Tres meses después del triunfo aún inestable de la Revolución, en 1959, se crea con carácter de urgencia el Instituto Cubano del Arte e Industria Cinematográfico (ICAIC), y con él, 65 años después de ser inventado el cinematógrafo, nace, de manera autónoma y fáctica, el cine cubano. Con la premisa de “conservar la condición de arte en el cine pero al mismo tiempo constituir una llamada a la conciencia y contribuir a liquidar la ignorancia, planteando y formulando soluciones a los grandes conflictos del hombre y la humanidad”, el ICAIC y el cine cubano nacen, tal y como hicieran las vanguardias rusas treinta años antes, como instrumento propagandístico revolucionario y al mismo tiempo como potenciador de nuevos lenguajes y fórmulas visuales y narrativas coherentes con ese nuevo tiempo transformable y lábil para cuya revelación pública se funda.


Es tiempo de nuevos cines no sólo en Europa; las rupturas de las fórmulas clásicas cinematográficas abanderadas por Italia desde finales de los años 40, inicialmente mediante el neorrealismo y continuando más tarde con el “postneorreliasmo” poético o existencial de Pasolini, Antonioni o Fellini, y por Francia y la nouvelle vague, cruzan el Atlántico y se arraigan atendiendo a su idiosincrasia en Latinoamérica durante los años 60, produciéndose un boom de nuevos cines, con intenciones autónomas y autóctonas uniendo a los realizadores en una insistente búsqueda de identidad. Cine de compromiso político y visual, innovador por absoluta necesidad creativa, ajeno intencionalmente a cánones norteamericanos o europeos; sin precedentes.

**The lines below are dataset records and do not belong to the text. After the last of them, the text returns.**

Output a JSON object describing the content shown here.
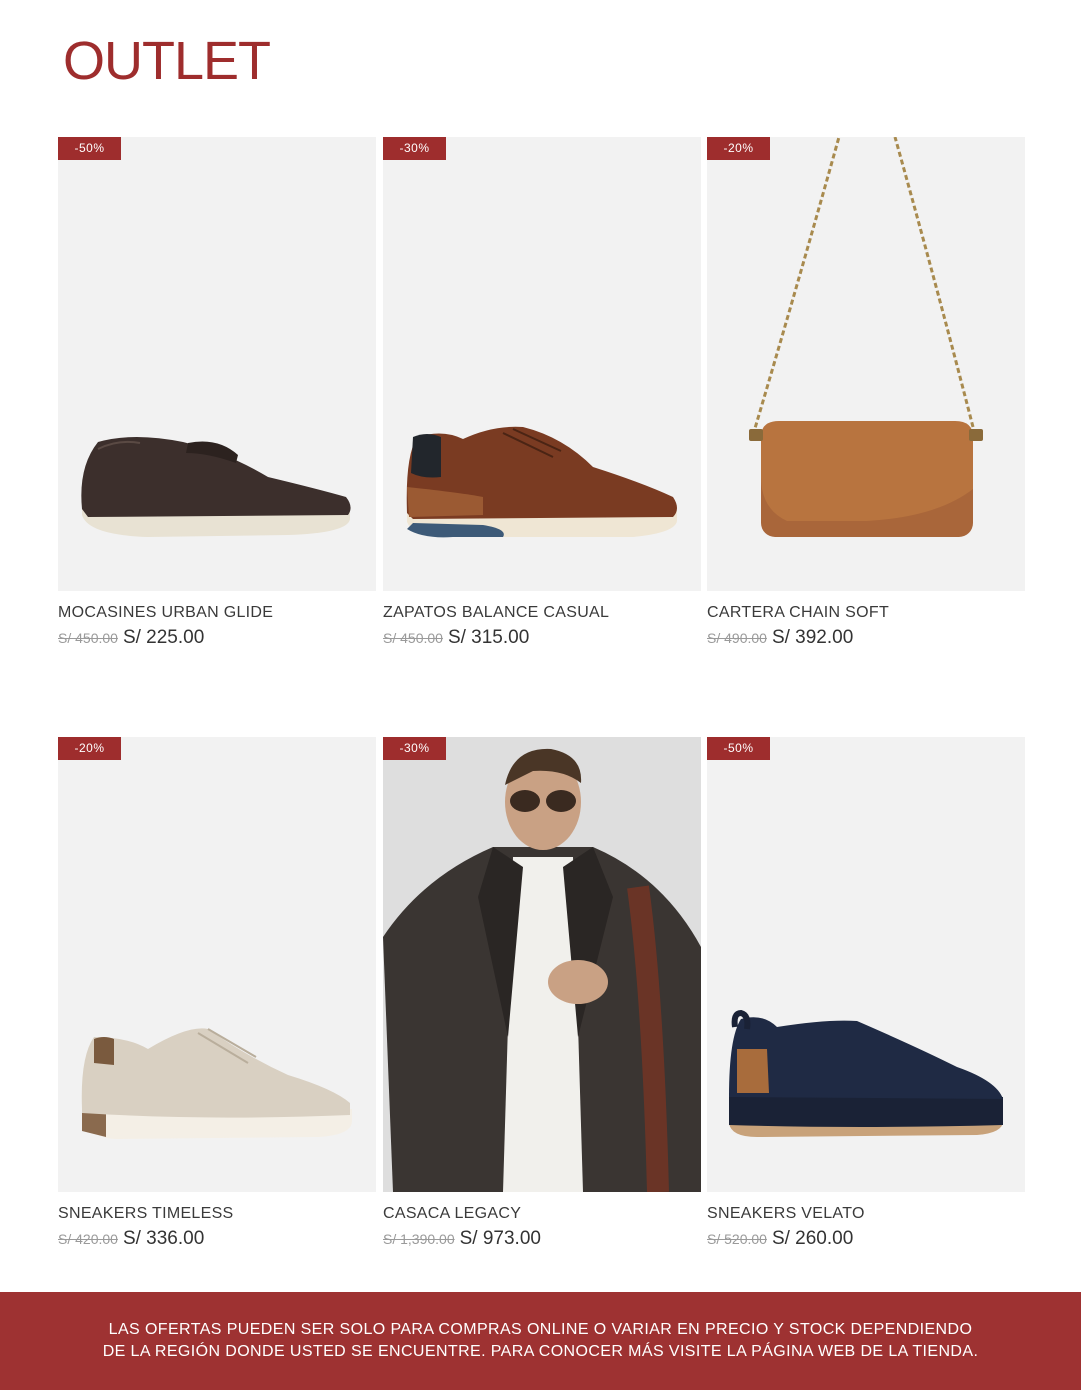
{
  "page": {
    "title": "OUTLET"
  },
  "products": [
    {
      "badge": "-50%",
      "name": "MOCASINES URBAN GLIDE",
      "old_price": "S/ 450.00",
      "new_price": "S/ 225.00"
    },
    {
      "badge": "-30%",
      "name": "ZAPATOS BALANCE CASUAL",
      "old_price": "S/ 450.00",
      "new_price": "S/ 315.00"
    },
    {
      "badge": "-20%",
      "name": "CARTERA CHAIN SOFT",
      "old_price": "S/ 490.00",
      "new_price": "S/ 392.00"
    },
    {
      "badge": "-20%",
      "name": "SNEAKERS TIMELESS",
      "old_price": "S/ 420.00",
      "new_price": "S/ 336.00"
    },
    {
      "badge": "-30%",
      "name": "CASACA LEGACY",
      "old_price": "S/ 1,390.00",
      "new_price": "S/ 973.00"
    },
    {
      "badge": "-50%",
      "name": "SNEAKERS VELATO",
      "old_price": "S/ 520.00",
      "new_price": "S/ 260.00"
    }
  ],
  "footer": {
    "line1": "LAS OFERTAS PUEDEN SER SOLO PARA COMPRAS ONLINE O VARIAR EN PRECIO Y STOCK DEPENDIENDO",
    "line2": "DE LA REGIÓN DONDE USTED SE ENCUENTRE. PARA CONOCER MÁS VISITE LA PÁGINA WEB DE LA TIENDA."
  },
  "colors": {
    "brand": "#9e2d2d",
    "image_bg": "#f2f2f2"
  }
}
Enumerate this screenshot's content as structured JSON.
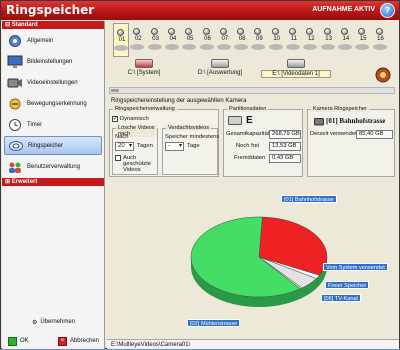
{
  "titlebar": {
    "title": "Ringspeicher",
    "status": "AUFNAHME AKTIV",
    "help_glyph": "?"
  },
  "sidebar": {
    "section_standard": "Standard",
    "section_erweitert": "Erweitert",
    "items": [
      {
        "label": "Allgemein"
      },
      {
        "label": "Bildeinstellungen"
      },
      {
        "label": "Videoeinstellungen"
      },
      {
        "label": "Bewegungserkennung"
      },
      {
        "label": "Timer"
      },
      {
        "label": "Ringspeicher"
      },
      {
        "label": "Benutzerverwaltung"
      }
    ],
    "apply_label": "Übernehmen",
    "ok_label": "OK",
    "cancel_label": "Abbrechen"
  },
  "cameras": [
    "01",
    "02",
    "03",
    "04",
    "05",
    "06",
    "07",
    "08",
    "09",
    "10",
    "11",
    "12",
    "13",
    "14",
    "15",
    "16"
  ],
  "drives": [
    {
      "label": "C:\\ [System]"
    },
    {
      "label": "D:\\ [Auswertung]"
    },
    {
      "label": "E:\\ [Videodaten 1]"
    }
  ],
  "hint": "Ringspeichereinstellung der ausgewählten Kamera",
  "ringverwaltung": {
    "header": "Ringspeicherverwaltung",
    "dynamic": "Dynamisch"
  },
  "loeschen": {
    "header": "Lösche Videos nach",
    "after_label": "Nach",
    "days_value": "20",
    "days_unit": "Tagen",
    "protected": "Auch geschützte Videos"
  },
  "verdacht": {
    "header": "Verdachtsvideos",
    "min_label": "Speicher mindestens",
    "min_value": "-",
    "min_unit": "Tage"
  },
  "partition": {
    "header": "Partitionsdaten",
    "drive": "E",
    "total_label": "Gesamtkapazität",
    "total_value": "268,79 GB",
    "free_label": "Noch frei",
    "free_value": "13,53 GB",
    "foreign_label": "Fremddaten",
    "foreign_value": "0,43 GB"
  },
  "kamera": {
    "header": "Kamera Ringspeicher",
    "name": "[01] Bahnhofstrasse",
    "used_label": "Derzeit verwendet",
    "used_value": "85,40 GB"
  },
  "chart_data": {
    "type": "pie",
    "labels": [
      "[01] Bahnhofstrasse",
      "Vom System verwendet",
      "Freier Speicher",
      "[05] TV-Kanal",
      "[02] Mühlenstrasse"
    ],
    "values": [
      85.4,
      4.0,
      13.53,
      1.5,
      164.36
    ],
    "colors": [
      "#ee2222",
      "#ffffff",
      "#e3e3e3",
      "#b7f2b7",
      "#44dd66"
    ]
  },
  "pathbar": "E:\\MultieyeVideos\\Camera01\\"
}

 “El tercer cine” de Solanas y Getino, el “novo cinema” de Glauber Rocha, Ruy Guerra, Joaquín Pedro de Andrade o Nelson Pereira Dos Santos, la aparición en Chile de Miguel Littin y Raúl Ruiz o en Colombia de Marta Rodríguez y Jorge Silva, trascienden durante los 60 para configurar nuevas y autóctonas formas de denunciar el desequilibrio de desarrollo y hacer público un canto desesperado de boca de los menos favorecidos con un lenguaje creado, y ésta es la novedad, por esos mismos menos favorecidos; nuevos cines que no olvidan que el maestro Buñuel continúa hasta mediados de la década de los 60 realizando, con el más propio y rupturista de los lenguajes, en México absolutas obras maestras como “El ángel exterminador” o “Simón del desierto”.

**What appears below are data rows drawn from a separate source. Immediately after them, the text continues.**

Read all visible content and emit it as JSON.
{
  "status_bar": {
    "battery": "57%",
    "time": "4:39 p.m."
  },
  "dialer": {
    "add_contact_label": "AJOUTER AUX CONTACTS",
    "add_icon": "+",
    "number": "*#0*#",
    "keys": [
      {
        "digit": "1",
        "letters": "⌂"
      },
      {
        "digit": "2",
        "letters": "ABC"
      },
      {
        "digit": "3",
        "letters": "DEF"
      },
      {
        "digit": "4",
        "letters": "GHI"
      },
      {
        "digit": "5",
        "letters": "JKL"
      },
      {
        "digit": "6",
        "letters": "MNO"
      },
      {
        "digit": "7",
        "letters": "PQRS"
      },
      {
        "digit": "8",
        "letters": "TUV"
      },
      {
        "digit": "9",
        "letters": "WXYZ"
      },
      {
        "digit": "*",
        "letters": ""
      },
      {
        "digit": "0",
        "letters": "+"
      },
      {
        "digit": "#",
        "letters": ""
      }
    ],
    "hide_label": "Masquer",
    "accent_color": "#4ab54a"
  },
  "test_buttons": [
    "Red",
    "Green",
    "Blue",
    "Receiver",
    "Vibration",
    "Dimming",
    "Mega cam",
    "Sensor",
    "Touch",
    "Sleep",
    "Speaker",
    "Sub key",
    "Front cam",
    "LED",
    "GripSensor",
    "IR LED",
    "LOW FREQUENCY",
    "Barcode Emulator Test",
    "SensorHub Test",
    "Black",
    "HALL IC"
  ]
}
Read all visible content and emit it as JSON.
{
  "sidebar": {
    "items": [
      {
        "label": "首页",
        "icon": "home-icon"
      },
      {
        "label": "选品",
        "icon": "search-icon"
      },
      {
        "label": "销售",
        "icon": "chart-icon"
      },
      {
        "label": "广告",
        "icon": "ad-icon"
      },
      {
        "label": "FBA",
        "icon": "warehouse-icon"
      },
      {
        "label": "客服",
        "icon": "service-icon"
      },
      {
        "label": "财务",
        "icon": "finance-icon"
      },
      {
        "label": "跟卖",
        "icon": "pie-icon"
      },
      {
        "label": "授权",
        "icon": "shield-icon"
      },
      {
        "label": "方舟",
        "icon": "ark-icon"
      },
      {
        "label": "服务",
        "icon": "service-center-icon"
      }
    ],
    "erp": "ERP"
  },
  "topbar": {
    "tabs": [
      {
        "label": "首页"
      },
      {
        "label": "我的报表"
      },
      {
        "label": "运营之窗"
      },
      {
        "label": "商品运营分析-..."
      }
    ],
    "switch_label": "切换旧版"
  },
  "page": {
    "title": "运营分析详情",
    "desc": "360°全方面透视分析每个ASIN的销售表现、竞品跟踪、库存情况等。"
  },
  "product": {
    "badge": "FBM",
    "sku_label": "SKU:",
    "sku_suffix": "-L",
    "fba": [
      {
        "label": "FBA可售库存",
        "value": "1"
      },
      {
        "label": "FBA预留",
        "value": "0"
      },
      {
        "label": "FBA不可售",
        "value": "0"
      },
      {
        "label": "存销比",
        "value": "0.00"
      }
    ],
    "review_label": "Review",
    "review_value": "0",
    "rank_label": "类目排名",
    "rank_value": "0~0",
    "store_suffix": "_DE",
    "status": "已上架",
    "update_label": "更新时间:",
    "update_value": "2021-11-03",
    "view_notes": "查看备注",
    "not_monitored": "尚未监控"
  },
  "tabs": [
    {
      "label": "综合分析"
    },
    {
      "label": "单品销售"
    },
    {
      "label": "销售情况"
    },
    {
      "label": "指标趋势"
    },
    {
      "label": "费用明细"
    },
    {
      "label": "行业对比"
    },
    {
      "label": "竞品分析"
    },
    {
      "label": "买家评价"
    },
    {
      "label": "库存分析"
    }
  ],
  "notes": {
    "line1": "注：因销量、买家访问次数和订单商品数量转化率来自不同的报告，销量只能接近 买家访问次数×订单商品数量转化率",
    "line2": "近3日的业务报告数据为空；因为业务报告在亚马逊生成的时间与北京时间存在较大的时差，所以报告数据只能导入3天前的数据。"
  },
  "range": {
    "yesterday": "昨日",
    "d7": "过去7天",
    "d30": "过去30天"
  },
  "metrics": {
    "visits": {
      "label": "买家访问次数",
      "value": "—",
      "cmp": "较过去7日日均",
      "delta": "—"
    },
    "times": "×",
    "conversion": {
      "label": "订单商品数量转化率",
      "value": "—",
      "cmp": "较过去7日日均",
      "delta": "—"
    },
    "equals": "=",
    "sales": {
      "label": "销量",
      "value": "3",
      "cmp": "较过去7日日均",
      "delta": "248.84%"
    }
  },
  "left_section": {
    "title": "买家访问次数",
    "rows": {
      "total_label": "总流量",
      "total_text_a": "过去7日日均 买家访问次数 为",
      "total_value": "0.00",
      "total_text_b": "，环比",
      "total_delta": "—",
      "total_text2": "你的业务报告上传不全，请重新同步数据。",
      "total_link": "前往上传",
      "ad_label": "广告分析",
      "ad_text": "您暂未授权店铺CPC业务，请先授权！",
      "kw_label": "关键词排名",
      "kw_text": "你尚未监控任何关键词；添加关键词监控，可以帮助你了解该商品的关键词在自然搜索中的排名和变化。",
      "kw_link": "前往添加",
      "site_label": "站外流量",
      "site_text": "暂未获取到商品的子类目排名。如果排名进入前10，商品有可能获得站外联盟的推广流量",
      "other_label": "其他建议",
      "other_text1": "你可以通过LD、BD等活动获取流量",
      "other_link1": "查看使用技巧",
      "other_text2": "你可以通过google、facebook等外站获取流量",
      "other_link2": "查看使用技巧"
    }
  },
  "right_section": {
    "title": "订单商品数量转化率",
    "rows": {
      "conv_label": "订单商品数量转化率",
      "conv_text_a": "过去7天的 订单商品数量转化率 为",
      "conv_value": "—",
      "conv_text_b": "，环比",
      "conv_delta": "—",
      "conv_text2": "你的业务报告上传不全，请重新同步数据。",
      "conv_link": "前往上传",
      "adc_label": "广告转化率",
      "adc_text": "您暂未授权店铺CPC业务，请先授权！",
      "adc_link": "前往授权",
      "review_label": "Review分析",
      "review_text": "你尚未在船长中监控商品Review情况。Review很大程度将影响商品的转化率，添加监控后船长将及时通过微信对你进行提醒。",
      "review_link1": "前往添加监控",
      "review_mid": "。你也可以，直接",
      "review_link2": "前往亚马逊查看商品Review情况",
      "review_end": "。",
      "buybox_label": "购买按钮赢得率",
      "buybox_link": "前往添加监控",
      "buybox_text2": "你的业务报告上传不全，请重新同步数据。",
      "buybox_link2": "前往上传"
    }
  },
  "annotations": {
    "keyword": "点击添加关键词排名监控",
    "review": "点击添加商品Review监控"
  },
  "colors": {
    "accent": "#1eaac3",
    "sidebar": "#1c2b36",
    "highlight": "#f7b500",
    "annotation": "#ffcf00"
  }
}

El ICAIC se propone partir de cero ignorando los escasos y quijotescos intentos por realizar cine que se producen en la isla durante el periodo de Batista, profundizando en el espíritu revolucionario y en su difusión, pero sin obviar, una vez superado los conceptos clásicos del realismo socialista, la autenticidad y la experimentación visual y narrativa. Y esa autenticidad se percibe en toda la producción cubana durante la primera década de su existencia, desde el primer documental realizado bajo el auspicio del Instituto, “Sexto Aniversario” de Julio García Espinosa, hasta los excepcionales filmes de finales de los 60, pasando por todos y cada uno de los noticiarios que el ICAIC realizó con el objetivo de divulgar los triunfos y virtudes revolucionarias por los cines populares y los cines móviles que recorren toda la isla.

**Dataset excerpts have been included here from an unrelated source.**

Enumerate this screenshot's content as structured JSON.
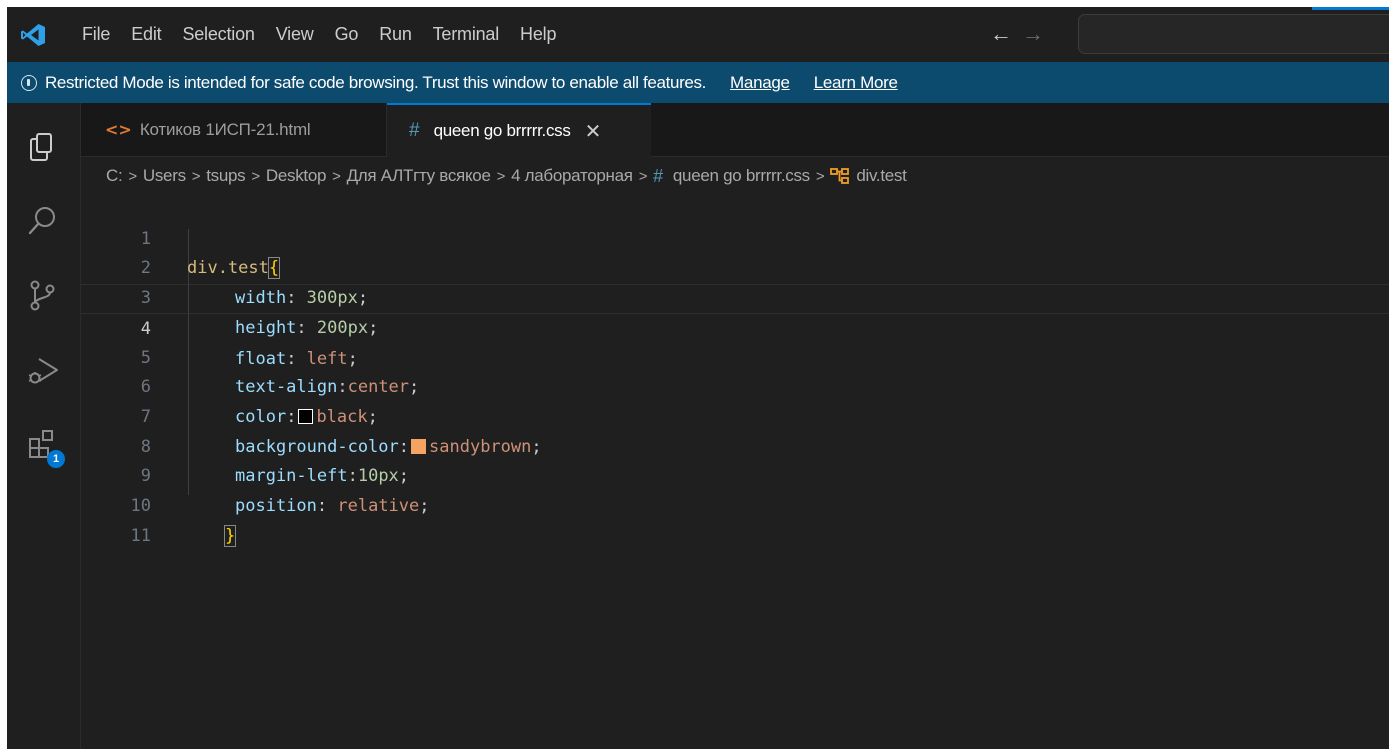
{
  "menu": [
    "File",
    "Edit",
    "Selection",
    "View",
    "Go",
    "Run",
    "Terminal",
    "Help"
  ],
  "nav": {
    "back": "←",
    "forward": "→"
  },
  "banner": {
    "text": "Restricted Mode is intended for safe code browsing. Trust this window to enable all features.",
    "manage": "Manage",
    "learn_more": "Learn More"
  },
  "activity": {
    "extensions_badge": "1"
  },
  "tabs": [
    {
      "icon": "<>",
      "label": "Котиков 1ИСП-21.html"
    },
    {
      "icon": "#",
      "label": "queen go brrrrr.css",
      "close": "✕"
    }
  ],
  "breadcrumb": {
    "items": [
      "C:",
      "Users",
      "tsups",
      "Desktop",
      "Для АЛТгту всякое",
      "4 лабораторная"
    ],
    "file_icon": "#",
    "file": "queen go brrrrr.css",
    "symbol": "div.test",
    "separator": ">"
  },
  "editor": {
    "line_numbers": [
      "1",
      "2",
      "3",
      "4",
      "5",
      "6",
      "7",
      "8",
      "9",
      "10",
      "11"
    ],
    "active_line": 4,
    "selector": "div.test",
    "open_brace": "{",
    "close_brace": "}",
    "lines": [
      {
        "prop": "width",
        "sep": ": ",
        "value": "300px",
        "end": ";"
      },
      {
        "prop": "height",
        "sep": ": ",
        "value": "200px",
        "end": ";"
      },
      {
        "prop": "float",
        "sep": ": ",
        "value": "left",
        "end": ";"
      },
      {
        "prop": "text-align",
        "sep": ":",
        "value": "center",
        "end": ";"
      },
      {
        "prop": "color",
        "sep": ":",
        "value": "black",
        "end": ";",
        "swatch": "#000000"
      },
      {
        "prop": "background-color",
        "sep": ":",
        "value": "sandybrown",
        "end": ";",
        "swatch": "#f4a460"
      },
      {
        "prop": "margin-left",
        "sep": ":",
        "value": "10px",
        "end": ";"
      },
      {
        "prop": "position",
        "sep": ": ",
        "value": "relative",
        "end": ";"
      }
    ]
  },
  "colors": {
    "accent": "#0078d4",
    "banner_bg": "#0c4a6e",
    "editor_bg": "#1f1f1f"
  }
}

De esta primera etapa del ICAIC surge el que se convertirá en el más grande director cubano de la historia: Tomás Gutiérrez Alea (quien realiza el primer largometraje de ficción revolucionario, una revisión cubana del Paisá de Rossellini: “Historias de la revolución”) y asimismo nace la llamada “Escuela documental cubana”, cuyo máximo exponente sería Santiago Álvarez, creador de collages sonoro-visuales de derroche imaginativo en los que conjuga lo político y lo popular y entre los que destaca el considerado primer videoclip de la historia: “Now!” de 1965; denuncia social a los abusos racistas llevados a cabo por las autoridades y cuerpos del orden norteamericanas.


El movimiento cultural creado en torno al ICAIC durante los primeros años de la Revolución, y tristemente estancado a partir de los años 70, se convierte en un punto de referencia esencial para los creadores latinoamericanos que tratan de unificar y articular una ideología comprometida y que a su vez permita soluciones formales diversas y heterogéneas visual y narrativamente, sentando las bases para un cine antineocolonialista de profundo contenido político y alta calidad estética y que, más en concreto en Cuba, alcanza su auge y su posterior decadencia de la mano de la Revolución.